Gamez also started writing romance, and her second book, “Kiss Me, Maybe,” came out this fall. The 2025 Texas Book Festival pick follows a library assistant named Angela who goes viral by accident when she posts a video online that the masses interpret as a thirst trap.
“She’s never really dated. She hasn’t been kissed,” Gamez said. “She’s kind of like, okay, what if I kind of use this viral moment as a way to get into the dating field and finally experience all of these firsts that she never has before. And so she decides that she’s going to plan a scavenger hunt and have people compete to be her first kiss.”
Angela plans the hunt with the help of her local neighborhood hot bartender, but all the while they’re kind of growing feelings for each other, said Gamez, who based Angela’s job as a library assistant on her own time in that job. And she set the book in San Antonio because she missed the city after college.

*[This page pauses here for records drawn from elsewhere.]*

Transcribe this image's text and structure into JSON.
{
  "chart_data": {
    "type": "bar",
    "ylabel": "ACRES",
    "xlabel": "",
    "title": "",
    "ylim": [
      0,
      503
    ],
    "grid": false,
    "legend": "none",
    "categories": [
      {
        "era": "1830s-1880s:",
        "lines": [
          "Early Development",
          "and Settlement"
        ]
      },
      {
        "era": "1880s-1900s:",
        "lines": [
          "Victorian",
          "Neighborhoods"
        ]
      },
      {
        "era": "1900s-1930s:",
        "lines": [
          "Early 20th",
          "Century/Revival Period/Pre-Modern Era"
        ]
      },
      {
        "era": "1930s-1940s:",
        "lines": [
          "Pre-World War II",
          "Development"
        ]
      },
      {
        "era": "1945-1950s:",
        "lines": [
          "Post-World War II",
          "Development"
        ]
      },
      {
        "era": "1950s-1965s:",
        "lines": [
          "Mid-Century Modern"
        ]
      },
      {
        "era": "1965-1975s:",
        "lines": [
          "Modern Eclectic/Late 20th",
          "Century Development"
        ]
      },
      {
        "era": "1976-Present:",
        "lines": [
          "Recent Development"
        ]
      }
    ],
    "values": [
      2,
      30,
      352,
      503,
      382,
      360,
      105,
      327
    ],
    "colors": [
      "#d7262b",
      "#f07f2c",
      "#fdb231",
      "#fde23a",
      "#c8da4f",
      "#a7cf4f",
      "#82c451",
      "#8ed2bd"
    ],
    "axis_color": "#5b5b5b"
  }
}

“I went to college there and maybe it was just another thing, the consequences of the pandemic, right? Like I have to move back home after college,” she said. “And I think just adding the scavenger hunt element to it just, I think, further made me highlight the city even more.”
Gamez said she wanted to write a romance book about an asexual main character because that kind of representation would have been helpful to her when she was younger.
“I basically came out later in life when I was maybe like 25. And that was very weird for me. I had kind of already thought that I knew what it meant to be asexual. I had some misconceived ideas about it,” she said. “There’s a whole scope, like a whole umbrella of just, you know, like terms like asexuality. And there could be two people who both identify as asexual and have completely different experiences within that.”
But ultimately, Gamez said she hopes her book makes it into the hands of the people who will enjoy it the most.
“I just hope that this finds the readers who need it the most,” she said. “Or who will just enjoy romance.”